Das ist schwer abzuschätzen, weil sich die Mehrheit - und das scheinen doch die Straßenbefürworter zu sein - oft nicht so äußert wie die Minderheit. Mir wurde aus den Gemeinden berichtet, dass es schon nach einer Zustimmung für die Umfahrungen aussehe. Wenn das nicht der Fall sein sollte, dann geht für uns auch nicht die Welt unter. Das Straßenbauamt hat noch andere Projekte, die auch wichtig sind.

Angenommen der Bürgerentscheid geht pro Südumfahrung aus, bis wann könnte der erste Stein bewegt werden?

Wenn der Bürgerentscheid pro Südumfahrung ausfällt, werden wir die Planfeststellung vorbereiten und im nächsten Jahr das Planfeststellungsverfahren einleiten, das läuft dann schätzungsweise zwei Jahre. Dann könnte ab 2006/7 mit dem Bau begonnen werden, wenn die nötigen finanziellen Mittel bereitstehen.

Davon ist aber auszugehen?

Nicht unbedingt. Es gibt nach dem Gemeindeverkehrsfinanzierungsgesetz (GVFG) auch Wartzeiten und eine Prioritätenliste.
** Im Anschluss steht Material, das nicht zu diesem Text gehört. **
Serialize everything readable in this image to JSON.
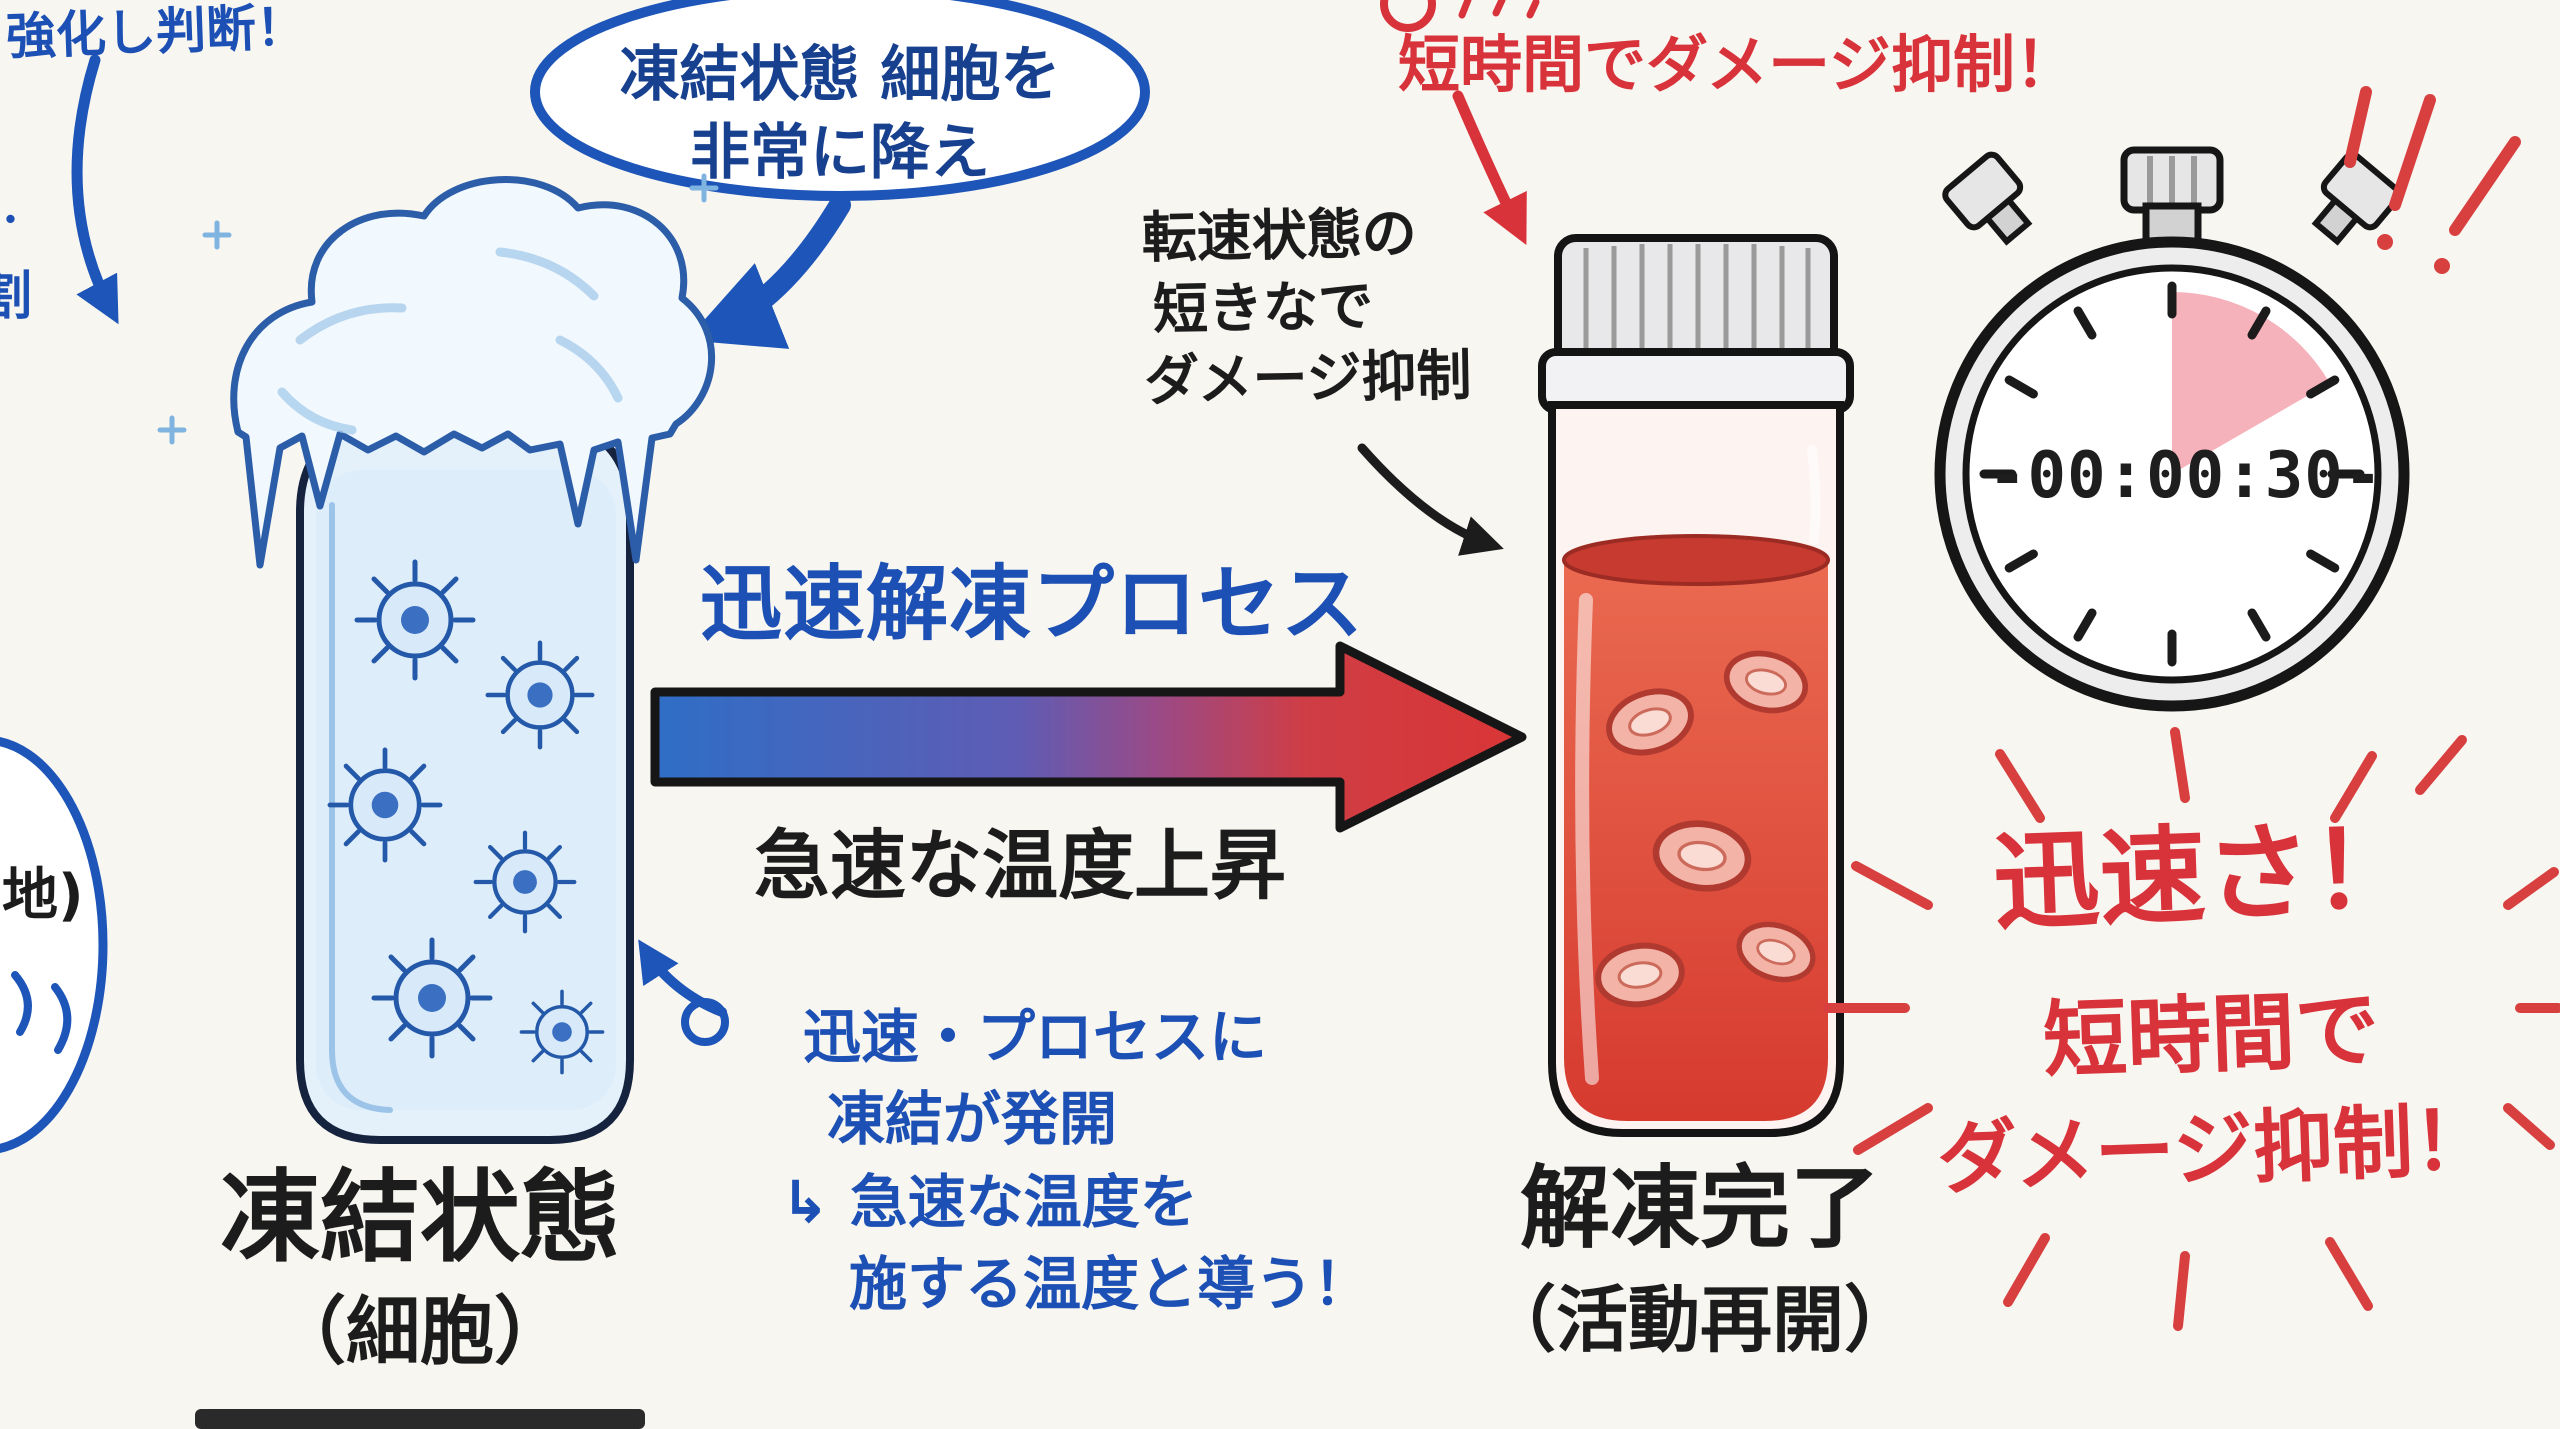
{
  "colors": {
    "blue_text": "#1d50b4",
    "navy_text": "#17418f",
    "red_text": "#d8333a",
    "ink_text": "#1c1c1c",
    "ice_blue": "#cfe4f7",
    "liquid_red": "#e0513f",
    "paper": "#f8f6f1"
  },
  "top_left": {
    "note": "強化し判断！"
  },
  "left_edge": {
    "fragment1": "･",
    "fragment2": "割",
    "bubble_text": "地)"
  },
  "speech_bubble": {
    "line1": "凍結状態 細胞を",
    "line2": "非常に降え"
  },
  "process": {
    "title": "迅速解凍プロセス",
    "subtitle": "急速な温度上昇"
  },
  "frozen_vial": {
    "label_line1": "凍結状態",
    "label_line2": "（細胞）"
  },
  "blue_note": {
    "line1": "迅速・プロセスに",
    "line2": "凍結が発開",
    "line3": "↳ 急速な温度を",
    "line4": "施する温度と導う！"
  },
  "vial_note": {
    "line1": "転速状態の",
    "line2": "短きなで",
    "line3": "ダメージ抑制"
  },
  "top_red": {
    "text": "短時間でダメージ抑制！"
  },
  "thawed_vial": {
    "label_line1": "解凍完了",
    "label_line2": "（活動再開）"
  },
  "stopwatch": {
    "display": "-00:00:30-"
  },
  "burst": {
    "line1": "迅速さ！",
    "line2": "短時間で",
    "line3": "ダメージ抑制！"
  }
}
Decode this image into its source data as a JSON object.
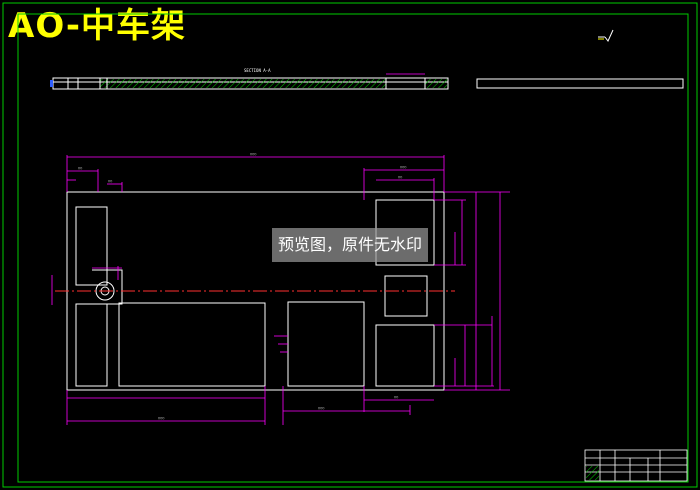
{
  "drawing": {
    "title": "AO-中车架",
    "watermark": "预览图，原件无水印",
    "section_label": "SECTION A-A",
    "colors": {
      "background": "#000000",
      "border": "#00cc00",
      "outline": "#ffffff",
      "dimension": "#ff00ff",
      "centerline": "#ff3030",
      "title": "#ffff00",
      "hatch": "#00cc00"
    }
  }
}
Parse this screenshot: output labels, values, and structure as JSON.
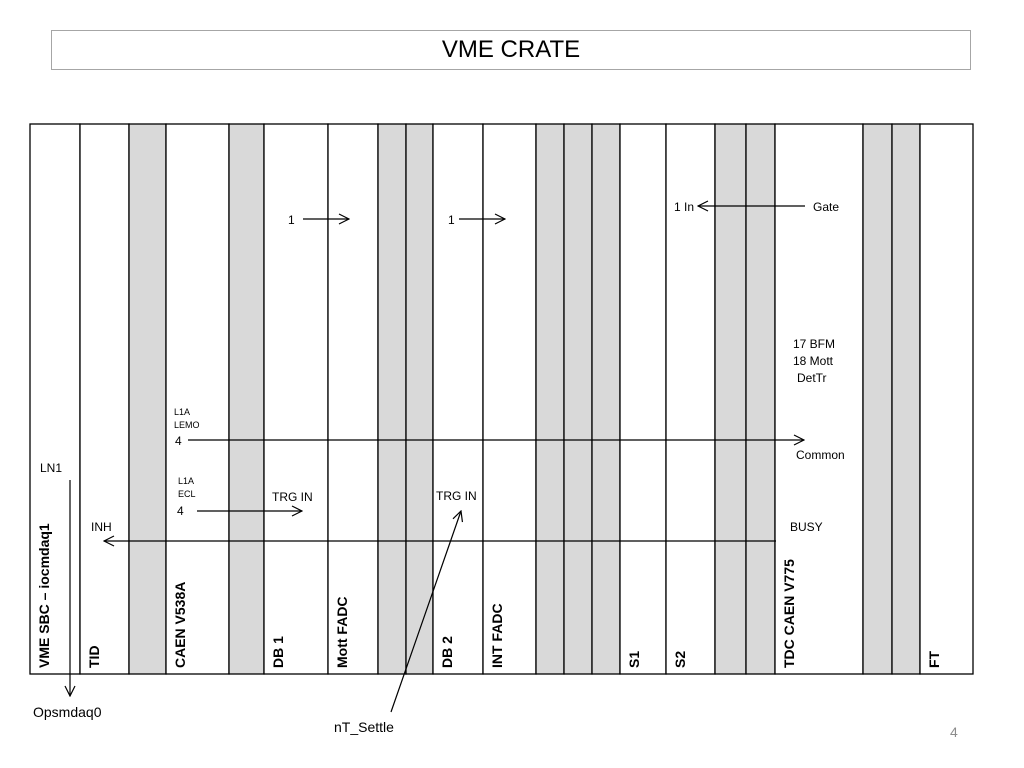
{
  "title": "VME CRATE",
  "page_number": "4",
  "colors": {
    "shaded_slot": "#d9d9d9",
    "line": "#000000",
    "title_border": "#a6a6a6"
  },
  "slots": [
    {
      "label": "VME SBC – iocmdaq1",
      "shaded": false
    },
    {
      "label": "TID",
      "shaded": false
    },
    {
      "label": "",
      "shaded": true
    },
    {
      "label": "CAEN V538A",
      "shaded": false
    },
    {
      "label": "",
      "shaded": true
    },
    {
      "label": "DB 1",
      "shaded": false
    },
    {
      "label": "Mott FADC",
      "shaded": false
    },
    {
      "label": "",
      "shaded": true
    },
    {
      "label": "",
      "shaded": true
    },
    {
      "label": "DB 2",
      "shaded": false
    },
    {
      "label": "INT FADC",
      "shaded": false
    },
    {
      "label": "",
      "shaded": true
    },
    {
      "label": "",
      "shaded": true
    },
    {
      "label": "",
      "shaded": true
    },
    {
      "label": "S1",
      "shaded": false
    },
    {
      "label": "S2",
      "shaded": false
    },
    {
      "label": "",
      "shaded": true
    },
    {
      "label": "",
      "shaded": true
    },
    {
      "label": "TDC CAEN V775",
      "shaded": false
    },
    {
      "label": "",
      "shaded": true
    },
    {
      "label": "",
      "shaded": true
    },
    {
      "label": "FT",
      "shaded": false
    }
  ],
  "annotations": {
    "db1_one": "1",
    "db2_one": "1",
    "one_in": "1 In",
    "gate": "Gate",
    "tdc_ch17": "17 BFM",
    "tdc_ch18": "18 Mott",
    "tdc_dettr": "DetTr",
    "l1a_lemo_1": "L1A",
    "l1a_lemo_2": "LEMO",
    "lemo_ch": "4",
    "common": "Common",
    "ln1": "LN1",
    "l1a_ecl_1": "L1A",
    "l1a_ecl_2": "ECL",
    "ecl_ch": "4",
    "trg_in_db1": "TRG IN",
    "trg_in_db2": "TRG IN",
    "inh": "INH",
    "busy": "BUSY",
    "opsmdaq0": "Opsmdaq0",
    "nt_settle": "nT_Settle"
  }
}
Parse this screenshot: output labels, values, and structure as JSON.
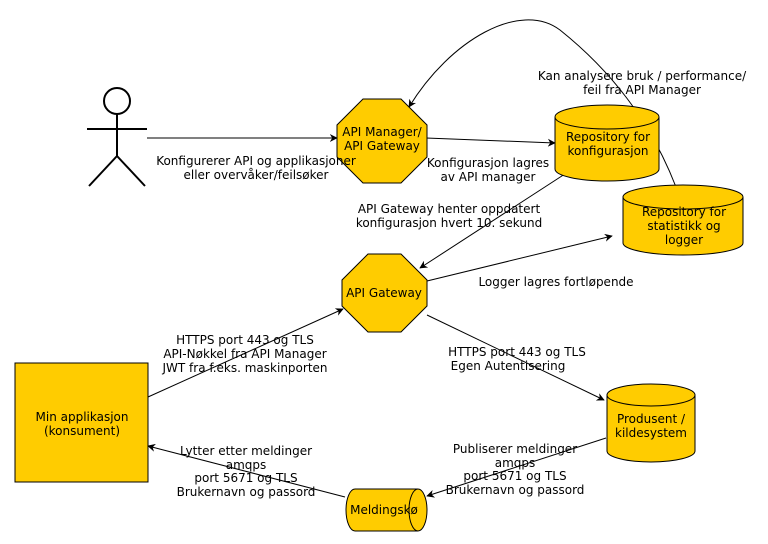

Und hinzu kommt, dass auch die restliche Finanzierung durch den Baulastträger - das sind 30 Prozent - stehen muss.

Angenommen, jetzt würde nicht pro Südumfahrung entschieden, dann bliebe die Verkehrsführung wie sie jetzt ist, bis P7 realisiert würde.

Man muss hier unterscheiden. Wenn die Ortsumfahrung Markdorf gebaut wird, muss Bermatingen noch nicht gebaut sein. Andererseits ist es so, wenn die B31 zwischen Friedrichshafen und Immenstaad gebaut ist, dann muss hinsichtlich eines Zubringers von Markdorf gehandelt werden. Deshalb gibt es da schon gewisse Zwänge.

Sie persönlich mussten sich bei den Bürgerversammlungen auch einige Angriffe gefallen lassen. Und sie bezogen ja in ihrem Statement in der Markdorfer Stadthalle auch Stellung dazu. Wie gehen Sie damit um, dass Sie plötzlich zum Entscheidungsträger gemacht werden?

Ich fühle mich nicht persönlich angegriffen. Ganz im Gegenteil habe ich das Gefühl, dass ich auch mit den Straßengegnern ein sehr offenes Verhältnis habe. Ich war eher der Meinung, dass ich darstellen musste, dass wir als Straßenbauamt eine Dienstleistung für den Landkreis erfüllen. Im Besonderen wollte ich da auch klarmachen, dass kein Planungsbüro von diesem Straßenbauprojekt abhängig ist. Und wenn hier jemand den Verdacht äußert, dass hier etwas getrickst ist, dann sage ich es noch einmal: Dem ist nicht so.